14. Guests are researchers who visit and work at a laboratory for a period of ten days or more. A much larger number of people (over 200,000) visit the laboratories for shorter periods of time to do research or to talk with laboratory staff, or to tour the site.

15. Sometimes the costs are covered by a separate university or industry research contract with the government, but not by the laboratory.

16. The statement was made by Vice President Gore to the Forum on Science in the National Interest in February, 1994.

17. Chubin, Daryl E. and Hackett, Edward J., Peerless Science: Peer Review and U.S. Science Policy. (Albany, NY: State University of New York Press, 1990).

18. U.S. Department of Energy, "Making Contracting Work Better and Cost Less; Report of the Contract Reform Team." (Washington, DC: U.S. Department of Energy, February 1994).

19. National Institutes of Health, "Report of the External Advisory Committee of the Director's Advisory Committee." (Washington, DC: National Institutes of Health, April 1994).

20. Chubin, Daryl E., et al., op. cit.

21. Bozeman, B., "Peer Review and Evaluation of R&D Impacts", in ed. Bozeman, B., and Melkers, J., Evaluating R&D Impacts: Methods and Practice, p. 79-98. (Boston, MA: Kluwer Academic Publishers, 1993).
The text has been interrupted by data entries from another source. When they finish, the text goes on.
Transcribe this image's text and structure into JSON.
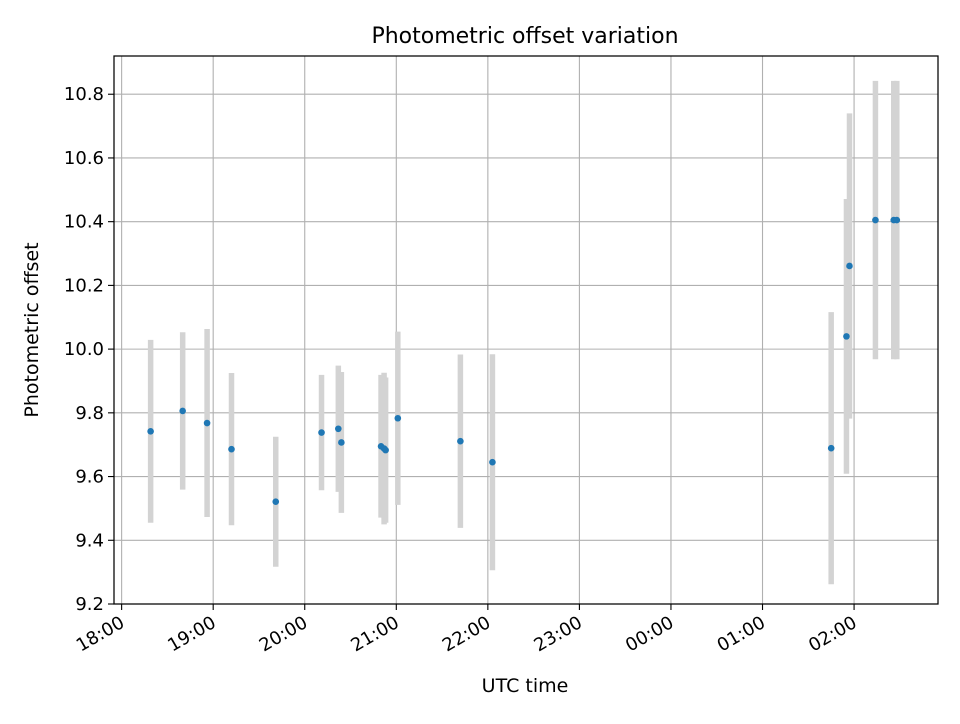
{
  "chart_data": {
    "type": "scatter",
    "title": "Photometric offset variation",
    "xlabel": "UTC time",
    "ylabel": "Photometric offset",
    "grid": true,
    "legend": "none",
    "colors": {
      "marker": "#1f77b4",
      "errorbar": "#d3d3d3",
      "grid": "#b0b0b0",
      "axes": "#000000"
    },
    "xlim": [
      "17:55",
      "02:55 (+1 day)"
    ],
    "ylim": [
      9.2,
      10.92
    ],
    "x_ticks": [
      "18:00",
      "19:00",
      "20:00",
      "21:00",
      "22:00",
      "23:00",
      "00:00",
      "01:00",
      "02:00"
    ],
    "y_ticks": [
      9.2,
      9.4,
      9.6,
      9.8,
      10.0,
      10.2,
      10.4,
      10.6,
      10.8
    ],
    "y_tick_labels": [
      "9.2",
      "9.4",
      "9.6",
      "9.8",
      "10.0",
      "10.2",
      "10.4",
      "10.6",
      "10.8"
    ],
    "series": [
      {
        "points": [
          {
            "time": "18:19",
            "y": 9.742,
            "err": 0.287
          },
          {
            "time": "18:40",
            "y": 9.806,
            "err": 0.247
          },
          {
            "time": "18:56",
            "y": 9.768,
            "err": 0.295
          },
          {
            "time": "19:12",
            "y": 9.686,
            "err": 0.239
          },
          {
            "time": "19:41",
            "y": 9.521,
            "err": 0.204
          },
          {
            "time": "20:11",
            "y": 9.738,
            "err": 0.181
          },
          {
            "time": "20:22",
            "y": 9.75,
            "err": 0.198
          },
          {
            "time": "20:24",
            "y": 9.707,
            "err": 0.221
          },
          {
            "time": "20:50",
            "y": 9.695,
            "err": 0.224
          },
          {
            "time": "20:52",
            "y": 9.688,
            "err": 0.238
          },
          {
            "time": "20:53",
            "y": 9.683,
            "err": 0.228
          },
          {
            "time": "21:01",
            "y": 9.783,
            "err": 0.272
          },
          {
            "time": "21:42",
            "y": 9.711,
            "err": 0.272
          },
          {
            "time": "22:03",
            "y": 9.645,
            "err": 0.339
          },
          {
            "time": "01:45 (+1 day)",
            "y": 9.689,
            "err": 0.427
          },
          {
            "time": "01:55 (+1 day)",
            "y": 10.04,
            "err": 0.431
          },
          {
            "time": "01:57 (+1 day)",
            "y": 10.261,
            "err": 0.479
          },
          {
            "time": "02:14 (+1 day)",
            "y": 10.405,
            "err": 0.437
          },
          {
            "time": "02:26 (+1 day)",
            "y": 10.405,
            "err": 0.437
          },
          {
            "time": "02:28 (+1 day)",
            "y": 10.405,
            "err": 0.437
          }
        ]
      }
    ]
  }
}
22. Kostoff, R., "Assessing Research Impact: Federal Peer Review Practices", in ed. Kostoff, R., Evaluation Review vol. 18, No. 1, p. 31-40. (Sage Publications, February 1994).

23. The R&D 100 Awards are given each year to innovations both in public and private institutions which hold a high prospect for commercial success. The Department of Energy laboratories have received more of these awards than all other federal agency laboratories combined; more than 50 percent of the113 award-winning DOE technologies between 1989 and 1992 already have been commercialized.

24. C.K. Prahalad and Gary Hamel, The Core Competence of the Corporation, Harvard Business Review. May-June, 1990, pp. 79-91.

25. The results of this excercise were reported in Changes and Challenges at the Department of Energy Laboratories: Report of the Laboratory Missions Priority Team. That report termed the major laboratory strengths as "core competencies." Others have commented that these more accurately are the "core technical capabilities" of the laboratories. For this purposes of this paper, the term core technical capabilities is used.